AI for T&L in Education: AI and assessment design

AI and assessment design: A multi-layered approach

The nearly ubiquitous access to artificial intelligence for text generation that gained momentum in 2023 has shaken up the education sector largely due to concerns about academic integrity. There were some who thought AI detectors were going to be the answer (spoiler alert: they're not and are biased against non-native English users) and others who thought banning AI was the best approach.

Approaches to mitigate AI misuse that include considering the shortcomings of AI are ultimately doomed to reducing an academic to a Sisyphusian game of whack-a-mole, as the technology and good practice in using it become more sophisticated. 

Mitigating AI misuse is a multi-layered approach that includes government, university administration, program-level, course-level and assessment-level considerations, as is illustrated in Professor Phil Dawson's "anti-cheating approaches tier table" below.  

Ranked from Most Effective at the top to Least Effective, Professor Dawson makes the case (Dawson, 2022) that it is not just ONE of these approaches that will mitigate the misuse of AI for academic dishonesty. Rather, it is an integrated, "Swiss cheese" model of risk management that involves multiple stakeholders and decision-makers and communication with students that will make the difference. 

  • Tier 'S' includes: 'Swiss cheese', 'Central teams', 'Amnesty/self-report', and 'Programmatic assessment'.
  • Tier 'A' features: 'Tasks students want to do', 'Vivas', 'Stylometry', 'Document properties', and 'Staff training'.
  • Tier 'B', there's: 'Learning outcomes', 'Proctoring/lockdown', 'Open book', 'Content-matching', 'Better exam design', and 'F2F exams'.
  • Tier 'C' has: 'Academic integrity modules', 'Honour codes', 'Reflective practice', and 'Legislation'.
  • Tier 'D' comprises of: 'Site blocking' and 'Authentic assessment'.
  • Finally, tier 'F' includes: 'Unsupervised MCQ', 'Bans, e.g., essays', and 'Reusing tasks'."

Inclusive Assessment Practices

In our pursuit of educational excellence, it's essential to recognise and address the diverse needs of all students, including those with disabilities. Inclusive assessment practices ensure that every student has an equitable opportunity to demonstrate their knowledge and skills.

Highlighting the Impact of Disabilities on Assessment:

  • Certain traditional assessment methods, such as face-to-face exams, can inadvertently pose challenges for students with specific disabilities.

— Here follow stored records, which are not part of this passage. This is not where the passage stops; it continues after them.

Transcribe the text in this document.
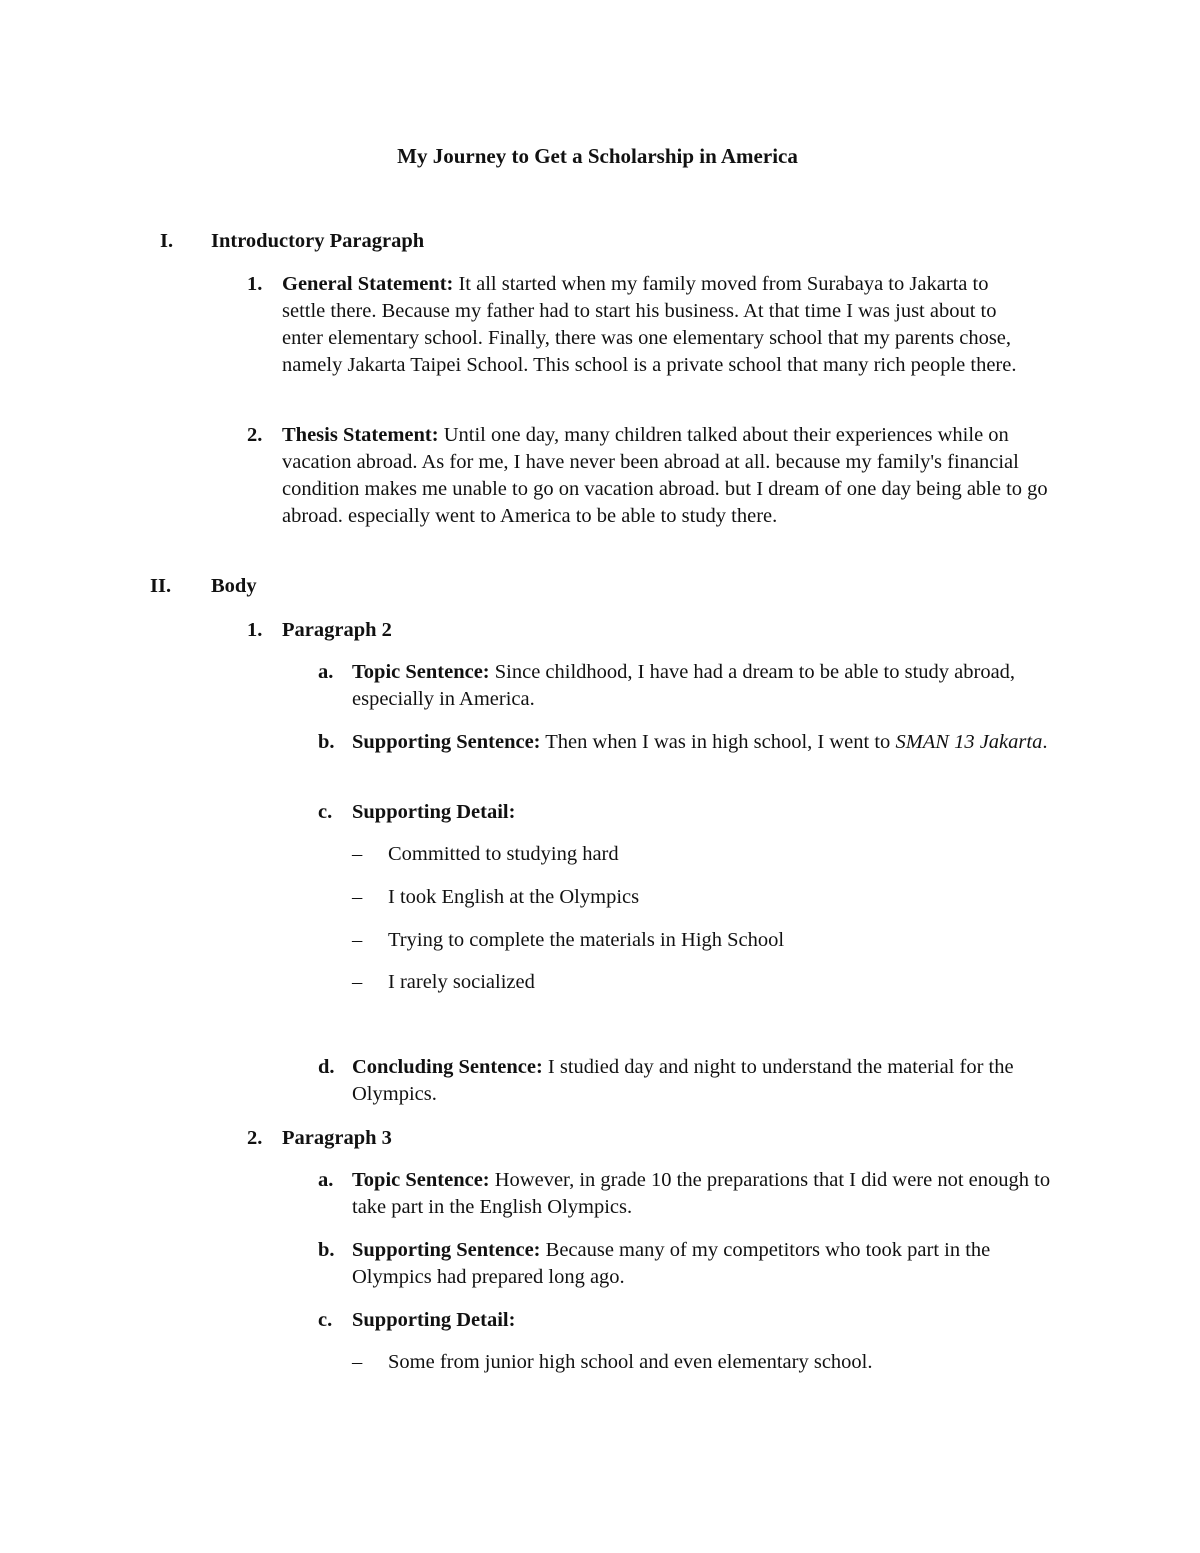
My Journey to Get a Scholarship in America
I. Introductory Paragraph
1. General Statement: It all started when my family moved from Surabaya to Jakarta to settle there. Because my father had to start his business. At that time I was just about to enter elementary school. Finally, there was one elementary school that my parents chose, namely Jakarta Taipei School. This school is a private school that many rich people there.
2. Thesis Statement: Until one day, many children talked about their experiences while on vacation abroad. As for me, I have never been abroad at all. because my family's financial condition makes me unable to go on vacation abroad. but I dream of one day being able to go abroad. especially went to America to be able to study there.
II. Body
1. Paragraph 2
a. Topic Sentence: Since childhood, I have had a dream to be able to study abroad, especially in America.
b. Supporting Sentence: Then when I was in high school, I went to SMAN 13 Jakarta.
c. Supporting Detail:
– Committed to studying hard
– I took English at the Olympics
– Trying to complete the materials in High School
– I rarely socialized
d. Concluding Sentence: I studied day and night to understand the material for the Olympics.
2. Paragraph 3
a. Topic Sentence: However, in grade 10 the preparations that I did were not enough to take part in the English Olympics.
b. Supporting Sentence: Because many of my competitors who took part in the Olympics had prepared long ago.
c. Supporting Detail:
– Some from junior high school and even elementary school.
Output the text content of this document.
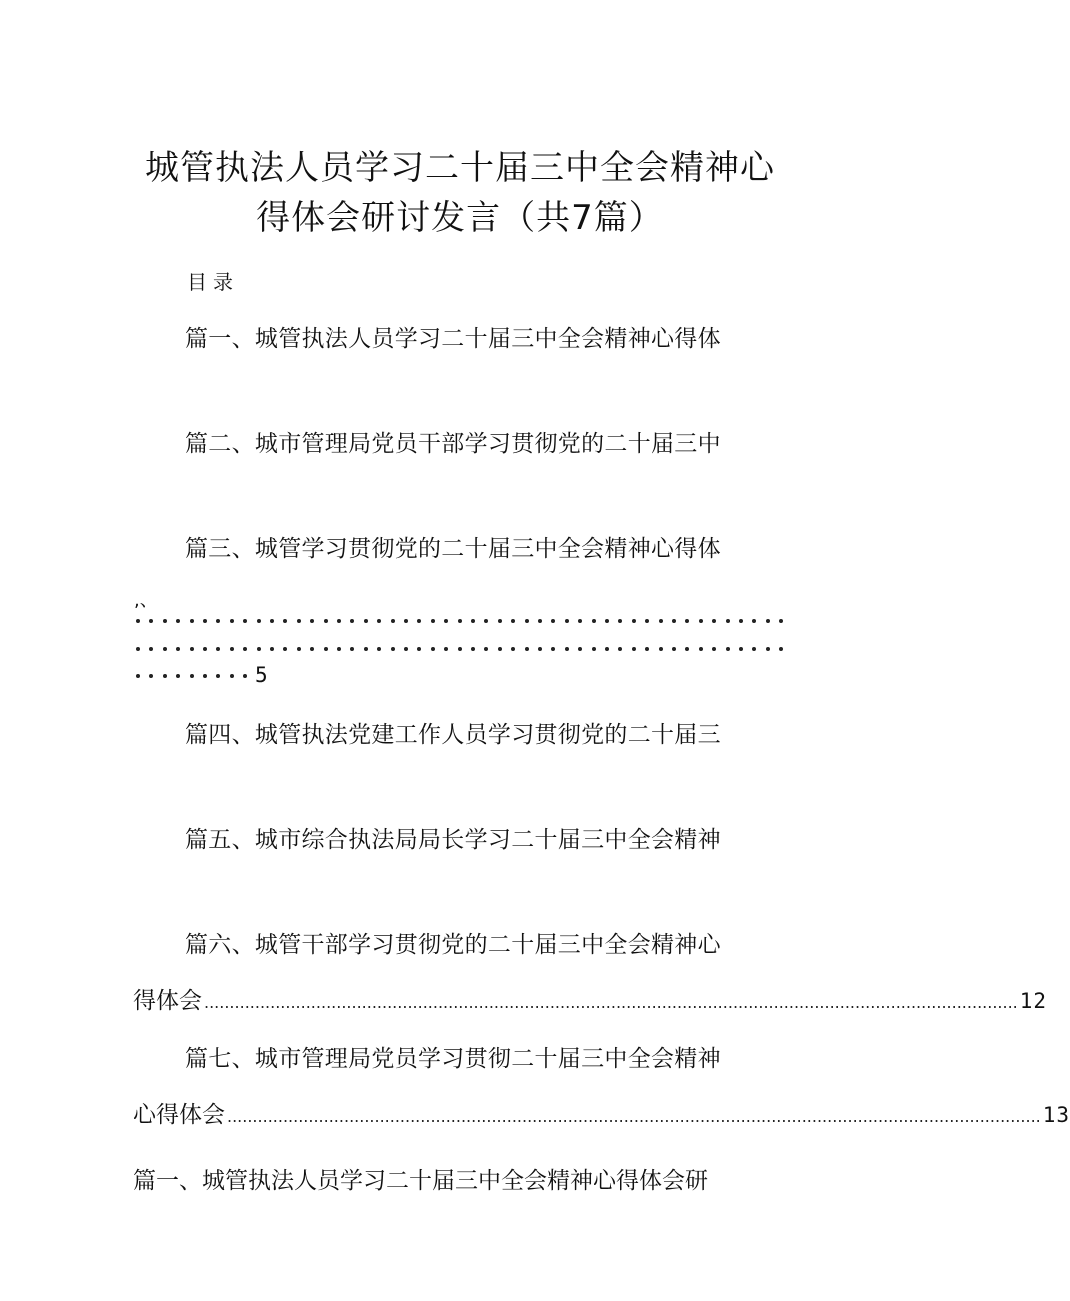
城管执法人员学习二十届三中全会精神心
得体会研讨发言（共7篇）
目录
篇一、城管执法人员学习二十届三中全会精神心得体
篇二、城市管理局党员干部学习贯彻党的二十届三中
篇三、城管学习贯彻党的二十届三中全会精神心得体
,、
5
篇四、城管执法党建工作人员学习贯彻党的二十届三
篇五、城市综合执法局局长学习二十届三中全会精神
篇六、城管干部学习贯彻党的二十届三中全会精神心
得体会 ................................................................................................................................................................ 12
篇七、城市管理局党员学习贯彻二十届三中全会精神
心得体会 ................................................................................................................................................................ 13
篇一、城管执法人员学习二十届三中全会精神心得体会研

For instance, individuals with low working memory, dyslexia, or ADHD may find these environments more stressful or distracting, which can affect their performance.

Incorporating Accessibility and Accommodations:

  • To foster an inclusive learning environment, it's important to offer a variety of assessment methods and accommodations. This might include alternative formats, additional time, or the use of technology that supports their learning needs. By doing so, we honour the diverse ways in which students process information and express their understanding.

Guidance for Implementing Inclusive Practices:

  • Educators are encouraged to work closely with disability support services to understand the accommodations that can be made for assessments. This collaboration ensures that all students have access to the resources they need to succeed academically.

Call to Action:

  • Embracing inclusive assessment practices is a step toward dismantling barriers in education. We invite all faculty to consider how they can modify their assessment strategies to accommodate the varied needs of their students, creating a more equitable and supportive learning environment.

Assessment design considerations

TEQSA guidelines

TEQSA, the Tertiary Education Quality Standards Agency, has released the final version of a guidance document on assessment design in the age of AI, available for download from the TEQSA website.

Developed through a process of collaboration and consultation with the higher education community, the document emphasises the recommendations work best as an integrated whole that involves work at the qualification or program level and not just on a course or unit basis.

There are two principles that serve to underpin five ways in which assessment can be implemented to mitigate misuse of AI while leveraging the benefits AI can offer and helping students develop the skills to use AI tools effectively and ethically in their academic, professional and personal lives. Some of these are just good practice in assessment design that hopefully are already built into the way we assess students. Each comes with a rationale and, in the case of the implementation propositions, with scenarios of the principles being enacted in a course or program.

As illustrated above, the two principles are

Principle 1: Equip students to ethically use AI and understand its limitations and impacts

Principle 2: Provide multiple, inclusive, contextualised assessments for trustworthy judgments about student learning 

The five "propositions" about assessment include approaches academics can influence and approaches that need to be discussed at the program level. They state that assessment must emphasise:

  1. Appropriate, authentic engagement with AI
  2. A programmatic/systemic approach to assessment aligned with discipline and qualification values
  3. The process of learning (rather than the output)
  4. Opportunities for students to work with AI and each other, and 

Security at meaningful points across a program

Mitigating misuse

So, how does one mitigate the use of AI for academic dishonesty at the course level? As per the Dawson chart, there are several implementation and design strategies as well as communication and pedagogical choices that can work together.

Set expectations

Firstly, being explicit about how AI CAN be used in your course and how students should not only cite its use but describe methodology will provide students with a baseline understanding of your expectations. Are students going to need AI skills for their future work? What skills will they need? How can you help them to be mindful, effective and ethical users of AI in their academic and professional lives? Some example course-level AI statements, thought-starters and rationales can be found on the Stanford Univeristy Teaching Commons AI course policy page.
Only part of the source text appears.